In the study, researchers used different amounts and combinations of just limestone, just phosphogypsum, and the two combined. Each impacted the soil chemistry in a different way. They applied the treatments at the base of the coffee plants, as a band under the plant canopy.


Coffee farmers prepare for harvest by cleaning the ground near and under the plants. Weeds, plant residues, and soil are piled up in the space between the coffee rows in April and May.

Rogério P. Soratto is a professor at São Paulo State University (UNESP). This research was funded by the Brazilian National Council for Scientific and Technological Development (CNPq).

Limestone is a source of calcium and magnesium. Its action can often be limited to the soil surface where it is applied. Phosphogypsum contains calcium and sulfur. It is better able to take calcium deep into the soil. However, the researchers found it wasn’t so easy to simply combine the two treatments.

“In our study, the combined application of limestone and phosphogypsum greatly increased the calcium concentration in the soil and also caused an unbalance of the soil chemistry, overall,” Soratto says. “This may have lowered potassium uptake by the coffee plants at the phase of greatest demand, which is the fruit-filling stage.”
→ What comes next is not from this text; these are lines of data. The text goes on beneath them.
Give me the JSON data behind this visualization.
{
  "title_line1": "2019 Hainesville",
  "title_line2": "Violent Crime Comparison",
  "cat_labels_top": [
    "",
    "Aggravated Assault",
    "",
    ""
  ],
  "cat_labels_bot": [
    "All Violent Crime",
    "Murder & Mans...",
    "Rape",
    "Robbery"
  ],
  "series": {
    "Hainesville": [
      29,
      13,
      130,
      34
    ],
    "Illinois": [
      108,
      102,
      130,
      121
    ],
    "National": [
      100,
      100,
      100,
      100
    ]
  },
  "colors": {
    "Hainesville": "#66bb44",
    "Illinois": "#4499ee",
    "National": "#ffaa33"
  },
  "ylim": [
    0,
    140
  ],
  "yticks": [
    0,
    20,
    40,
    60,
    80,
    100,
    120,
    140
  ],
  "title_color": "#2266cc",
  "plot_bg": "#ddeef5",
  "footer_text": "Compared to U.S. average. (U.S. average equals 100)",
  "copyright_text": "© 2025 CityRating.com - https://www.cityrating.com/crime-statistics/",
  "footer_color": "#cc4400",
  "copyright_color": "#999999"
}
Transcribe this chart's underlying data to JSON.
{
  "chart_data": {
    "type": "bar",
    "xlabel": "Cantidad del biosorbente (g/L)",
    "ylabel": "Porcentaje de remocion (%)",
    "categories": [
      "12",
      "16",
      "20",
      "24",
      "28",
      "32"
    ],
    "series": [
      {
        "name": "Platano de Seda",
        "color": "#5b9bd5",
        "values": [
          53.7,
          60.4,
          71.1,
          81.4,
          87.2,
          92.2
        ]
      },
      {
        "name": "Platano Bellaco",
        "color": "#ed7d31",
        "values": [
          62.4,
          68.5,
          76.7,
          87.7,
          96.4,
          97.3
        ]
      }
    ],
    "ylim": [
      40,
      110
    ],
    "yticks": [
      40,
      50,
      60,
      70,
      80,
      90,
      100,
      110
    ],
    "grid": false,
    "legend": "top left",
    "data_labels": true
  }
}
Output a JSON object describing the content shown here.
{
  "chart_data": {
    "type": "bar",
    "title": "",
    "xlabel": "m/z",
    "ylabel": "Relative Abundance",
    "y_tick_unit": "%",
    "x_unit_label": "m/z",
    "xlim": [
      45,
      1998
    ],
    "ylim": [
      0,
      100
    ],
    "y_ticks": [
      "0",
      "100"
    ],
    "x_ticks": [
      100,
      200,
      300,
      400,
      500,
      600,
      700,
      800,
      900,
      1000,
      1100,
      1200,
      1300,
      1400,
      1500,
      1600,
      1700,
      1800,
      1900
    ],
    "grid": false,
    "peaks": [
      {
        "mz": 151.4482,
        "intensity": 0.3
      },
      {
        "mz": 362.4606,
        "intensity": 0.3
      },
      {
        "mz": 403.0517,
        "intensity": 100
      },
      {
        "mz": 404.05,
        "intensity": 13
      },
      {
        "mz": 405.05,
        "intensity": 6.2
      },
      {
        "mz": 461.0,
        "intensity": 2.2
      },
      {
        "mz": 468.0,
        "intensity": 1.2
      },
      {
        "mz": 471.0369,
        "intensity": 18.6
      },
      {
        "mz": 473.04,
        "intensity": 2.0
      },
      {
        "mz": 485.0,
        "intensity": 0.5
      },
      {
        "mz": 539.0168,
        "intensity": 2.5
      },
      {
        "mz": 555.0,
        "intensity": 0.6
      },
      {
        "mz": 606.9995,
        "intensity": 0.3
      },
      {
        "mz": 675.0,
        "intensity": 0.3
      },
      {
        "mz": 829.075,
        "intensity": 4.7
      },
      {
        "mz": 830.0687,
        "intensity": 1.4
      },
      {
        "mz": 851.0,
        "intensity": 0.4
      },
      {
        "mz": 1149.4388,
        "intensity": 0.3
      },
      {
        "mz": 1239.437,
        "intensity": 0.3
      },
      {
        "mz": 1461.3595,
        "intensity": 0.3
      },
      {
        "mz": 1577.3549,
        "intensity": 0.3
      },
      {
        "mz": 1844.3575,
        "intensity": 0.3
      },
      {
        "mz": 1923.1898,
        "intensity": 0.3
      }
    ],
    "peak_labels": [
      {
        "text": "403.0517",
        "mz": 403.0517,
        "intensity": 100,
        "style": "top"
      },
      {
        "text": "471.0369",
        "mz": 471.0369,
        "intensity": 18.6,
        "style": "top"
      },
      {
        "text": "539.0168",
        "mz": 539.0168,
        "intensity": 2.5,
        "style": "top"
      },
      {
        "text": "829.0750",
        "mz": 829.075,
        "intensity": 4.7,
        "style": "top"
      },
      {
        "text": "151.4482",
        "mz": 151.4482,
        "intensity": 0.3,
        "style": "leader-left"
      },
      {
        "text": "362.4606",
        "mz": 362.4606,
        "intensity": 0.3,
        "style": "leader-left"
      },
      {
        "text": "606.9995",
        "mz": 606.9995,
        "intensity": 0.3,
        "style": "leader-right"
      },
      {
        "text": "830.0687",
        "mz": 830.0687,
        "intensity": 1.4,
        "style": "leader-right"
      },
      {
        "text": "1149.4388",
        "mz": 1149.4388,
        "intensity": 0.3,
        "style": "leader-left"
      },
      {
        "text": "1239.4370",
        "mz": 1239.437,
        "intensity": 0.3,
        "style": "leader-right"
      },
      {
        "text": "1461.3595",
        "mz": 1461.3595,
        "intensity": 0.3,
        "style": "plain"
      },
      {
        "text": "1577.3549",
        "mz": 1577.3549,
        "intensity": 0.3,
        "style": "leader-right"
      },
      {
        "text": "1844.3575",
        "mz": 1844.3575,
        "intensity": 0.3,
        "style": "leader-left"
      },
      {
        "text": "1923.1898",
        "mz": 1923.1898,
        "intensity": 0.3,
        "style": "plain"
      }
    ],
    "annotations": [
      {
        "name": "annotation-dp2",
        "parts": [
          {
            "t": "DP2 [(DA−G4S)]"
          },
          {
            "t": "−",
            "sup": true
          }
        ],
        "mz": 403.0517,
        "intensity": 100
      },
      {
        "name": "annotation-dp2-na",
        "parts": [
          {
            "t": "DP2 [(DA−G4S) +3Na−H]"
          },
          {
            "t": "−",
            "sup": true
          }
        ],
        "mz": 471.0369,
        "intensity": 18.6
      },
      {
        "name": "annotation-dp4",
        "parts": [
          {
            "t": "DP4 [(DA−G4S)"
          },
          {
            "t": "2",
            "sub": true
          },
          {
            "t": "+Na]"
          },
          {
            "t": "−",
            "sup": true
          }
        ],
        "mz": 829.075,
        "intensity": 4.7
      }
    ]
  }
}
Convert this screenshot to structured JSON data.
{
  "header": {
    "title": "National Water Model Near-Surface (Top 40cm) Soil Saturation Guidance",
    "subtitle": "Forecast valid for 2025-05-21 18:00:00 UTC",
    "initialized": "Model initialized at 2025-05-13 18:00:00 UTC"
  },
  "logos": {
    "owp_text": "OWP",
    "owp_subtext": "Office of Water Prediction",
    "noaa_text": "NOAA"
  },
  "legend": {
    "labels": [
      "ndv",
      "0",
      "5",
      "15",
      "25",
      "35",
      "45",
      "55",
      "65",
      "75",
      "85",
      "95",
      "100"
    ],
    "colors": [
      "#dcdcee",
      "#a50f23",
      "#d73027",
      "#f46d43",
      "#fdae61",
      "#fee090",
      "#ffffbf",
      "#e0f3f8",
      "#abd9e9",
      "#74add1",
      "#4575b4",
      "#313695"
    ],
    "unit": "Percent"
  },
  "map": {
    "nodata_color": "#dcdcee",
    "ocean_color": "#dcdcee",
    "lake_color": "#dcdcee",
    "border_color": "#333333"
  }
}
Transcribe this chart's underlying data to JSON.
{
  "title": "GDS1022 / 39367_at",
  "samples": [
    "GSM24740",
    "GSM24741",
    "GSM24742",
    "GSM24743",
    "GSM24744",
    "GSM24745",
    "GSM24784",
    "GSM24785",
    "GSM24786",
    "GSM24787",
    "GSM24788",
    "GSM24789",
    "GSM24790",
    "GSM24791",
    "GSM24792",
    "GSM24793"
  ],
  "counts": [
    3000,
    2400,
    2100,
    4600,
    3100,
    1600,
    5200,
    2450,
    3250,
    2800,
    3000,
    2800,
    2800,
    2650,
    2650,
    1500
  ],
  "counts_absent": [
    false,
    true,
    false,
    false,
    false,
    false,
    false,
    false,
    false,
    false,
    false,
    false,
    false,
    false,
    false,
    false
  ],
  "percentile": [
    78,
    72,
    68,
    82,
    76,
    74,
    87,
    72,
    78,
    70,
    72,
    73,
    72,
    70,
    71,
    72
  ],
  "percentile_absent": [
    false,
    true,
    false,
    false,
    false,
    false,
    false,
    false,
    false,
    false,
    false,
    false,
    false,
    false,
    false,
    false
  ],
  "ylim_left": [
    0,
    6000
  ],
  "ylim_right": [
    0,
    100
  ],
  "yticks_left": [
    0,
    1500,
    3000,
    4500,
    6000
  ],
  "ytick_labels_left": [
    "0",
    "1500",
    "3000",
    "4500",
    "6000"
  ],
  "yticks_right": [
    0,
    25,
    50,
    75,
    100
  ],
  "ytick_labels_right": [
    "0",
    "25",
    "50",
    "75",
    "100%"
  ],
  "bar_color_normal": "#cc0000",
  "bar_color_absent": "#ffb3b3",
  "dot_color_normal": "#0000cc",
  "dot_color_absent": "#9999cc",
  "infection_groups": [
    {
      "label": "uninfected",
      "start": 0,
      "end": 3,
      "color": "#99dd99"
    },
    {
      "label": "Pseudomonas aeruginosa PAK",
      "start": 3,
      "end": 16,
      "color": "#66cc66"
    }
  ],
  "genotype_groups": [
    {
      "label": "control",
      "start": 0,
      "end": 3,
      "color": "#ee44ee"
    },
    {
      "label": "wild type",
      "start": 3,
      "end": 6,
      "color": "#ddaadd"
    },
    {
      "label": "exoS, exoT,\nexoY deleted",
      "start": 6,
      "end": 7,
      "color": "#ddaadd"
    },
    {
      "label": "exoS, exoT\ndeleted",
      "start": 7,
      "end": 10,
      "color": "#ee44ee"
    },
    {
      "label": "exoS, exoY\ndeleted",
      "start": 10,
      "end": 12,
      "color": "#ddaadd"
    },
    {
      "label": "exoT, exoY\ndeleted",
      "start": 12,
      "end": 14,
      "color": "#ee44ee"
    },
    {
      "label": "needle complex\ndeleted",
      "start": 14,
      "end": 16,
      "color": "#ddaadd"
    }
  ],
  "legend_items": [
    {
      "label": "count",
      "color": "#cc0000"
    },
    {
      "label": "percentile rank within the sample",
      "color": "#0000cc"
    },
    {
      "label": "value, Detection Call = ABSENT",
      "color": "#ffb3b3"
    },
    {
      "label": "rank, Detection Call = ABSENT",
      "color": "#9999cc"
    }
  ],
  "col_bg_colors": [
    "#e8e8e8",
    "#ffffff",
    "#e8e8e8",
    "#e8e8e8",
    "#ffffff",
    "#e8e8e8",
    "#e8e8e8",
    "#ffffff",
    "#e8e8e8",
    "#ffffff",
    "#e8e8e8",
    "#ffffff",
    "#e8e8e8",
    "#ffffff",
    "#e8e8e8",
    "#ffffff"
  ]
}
A photo from the beginning of the experiment, with application of limestone and phosphogypsum in a young, two-year-old coffee plantation cultivar.

Ultimately their study found that applying only limestone was the most effective treatment. If the acidity of the subsoil is an issue, they recommend low phosphogypsum rates. This will avoid throwing off the soil chemistry.

When applied to the soil, limestone makes it less acidic and supplies calcium and magnesium. It also lowers toxic aluminum and manganese in the soil. This helps increase the activity of helpful soil microbes. Lastly, it makes fertilizer more effective. This allows crops to perform better and be more economically viable.

“In southeastern Brazil, the climate is favorable for the good growth of Arabica coffee trees,” he says. “It can allow producers to harvest fruits with a good drinking quality. However, this is only possible in well-managed crops because in this region, most soils are acidic.”

Most importantly, the limestone application that performed the best increased both coffee yields and economic returns by more than 40%.

“This research is important because coffee is widely cultivated around the world and soil acidity problems often limit the bean yield of coffee plantations,” Soratto says. “As we have shown in our research, fixing soil acidity and providing calcium and magnesium is critical. However, the application of too much calcium using limestone and phosphogypsum at high rates becomes harmful.”

It is not well known that applying limestone and phosphogypsum together is not always the best option. Their future work hopes to investigate this further and educate coffee farmers.

“Limestone and phosphogypsum applications are extremely important soil amendment practices for coffee production, not only in Brazil, but also in other producing countries,” Soratto says. “To obtain high coffee yields, we must first improve the root environment, helping the plants better exploit the soil resources.”